I concede that there are some circumstances - perhaps you're running on a microcontroller, you have huge amounts of HTML and no RAM in which to assemble a document - in which this approach is contraindicated, but to my mind these are special cases not default practices.

Not just HTML

Mistaking a serialized file format for an internal representation is by no means confined only to HTML. At the time I write this, 4/10 of the OWASP Top Ten have the common symptom "you tried to insert data into the serialized form of a structured value without paying really close attention to the rules of the encoding data, and your interpolated data itself contained serialised structure fragments, not just the flat value that you assumed". SQL injections, command injections, path traversal attacks. The commonly-touted remedies: use placeholders, use execve instead of system, use a Pathname or File class instead of a string where the "/" has special meaning.

At both ends

So don't serialize until you have to, but also can we talk about input? Deserialize (parse) what you get from the outside world soon as you humanly can, and certainly before you start trying to make decisions based on it. Get those strings and turn them into structured values before you start doing anything else to or with them.

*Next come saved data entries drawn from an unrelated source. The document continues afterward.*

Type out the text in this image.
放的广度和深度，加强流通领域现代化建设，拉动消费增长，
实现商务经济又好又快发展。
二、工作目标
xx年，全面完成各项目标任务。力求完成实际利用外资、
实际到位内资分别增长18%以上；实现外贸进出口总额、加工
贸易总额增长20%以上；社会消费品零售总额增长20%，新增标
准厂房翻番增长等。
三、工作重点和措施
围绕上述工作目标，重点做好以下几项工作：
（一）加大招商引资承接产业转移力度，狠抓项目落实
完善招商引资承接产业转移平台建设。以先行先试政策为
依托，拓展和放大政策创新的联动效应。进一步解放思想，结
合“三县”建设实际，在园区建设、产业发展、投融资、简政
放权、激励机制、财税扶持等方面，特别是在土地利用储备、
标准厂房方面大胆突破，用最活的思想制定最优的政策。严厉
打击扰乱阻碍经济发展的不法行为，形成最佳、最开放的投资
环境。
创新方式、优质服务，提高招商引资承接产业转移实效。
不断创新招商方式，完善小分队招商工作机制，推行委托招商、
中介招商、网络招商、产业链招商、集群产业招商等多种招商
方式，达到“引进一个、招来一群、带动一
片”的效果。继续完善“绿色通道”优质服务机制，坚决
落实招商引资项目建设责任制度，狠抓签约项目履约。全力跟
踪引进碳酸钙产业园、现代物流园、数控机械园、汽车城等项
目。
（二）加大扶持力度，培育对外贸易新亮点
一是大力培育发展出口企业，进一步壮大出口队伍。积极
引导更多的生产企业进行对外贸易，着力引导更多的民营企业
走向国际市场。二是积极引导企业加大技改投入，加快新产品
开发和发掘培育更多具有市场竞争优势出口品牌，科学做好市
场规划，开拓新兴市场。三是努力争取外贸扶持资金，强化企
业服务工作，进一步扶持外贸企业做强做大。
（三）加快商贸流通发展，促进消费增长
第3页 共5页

9, 9e0, 0x9 and 011 are all different ways to write the same number - if you're shotgun parsing it every time you need it, how sure are you that you're using the same parsing rules each time?
If you're rejecting pathnames that contain the string /../ when building a URL fron an HTTP POST parameter, then you probably wanted to decode /%C0AE%C0AE%C0AF%C0AE%C0AE%C0AFetca%C0AFpasswd before you did that - and you would be even better served to parse the string into a structured pathname object `['..', '..', 'etc', 'passwd']`.
where you have a finite number of alternatives for a property, and you handle each of them differently (your systemd service type is one of simple, forking, oneshot, dbus, notify or idle) - these are not just strings. They're instances of a ServiceType class, or they're members of a union, or something that gives them meaning beyond being collections of characters. Why? All the usual arguments against Primitive Obsession apply, but for me what's fundamental is that once you've transformed the text string that purports to be a service type (but might not be) into a value that can only be a valid service type, all your other code that reads the service type can do so without having to handle the "not actually valid" case.

This is not novel or original

I've been thinking in these terms for a long time, originally due to something Erik Naggum said:

the first tenet of information representation is that external and internal data formats are incommensurate concepts. there simply is no possible way they could be conflated conceptually. to move from external to internal representation, you have to go through a process of reading the data, and to move from internal to external representation, you have to go through a process of writing the data. these processes are non-trivial, programmatically, conceptually, and physically.

but more recently Language-theoretic security

LANGSEC posits that the only path to trustworthy software that takes untrusted inputs is treating all valid or expected inputs as a formal language, and the respective input-handling routines as a recognizer for that language. The recognition must be feasible, and the recognizer must match the language in required computation power.

and my favourite blog post of 2019, Parse, don't validate

The common theme between all these [ parsing ] libraries is that they sit on the boundary between your Haskell application and the external world. That world doesn’t speak in product and sum types, but in streams of bytes, so there’s no getting around a need to do some parsing. Doing that parsing up front, before acting on the data, can go a long way toward avoiding many classes of bugs, some of which might even be security vulnerabilities.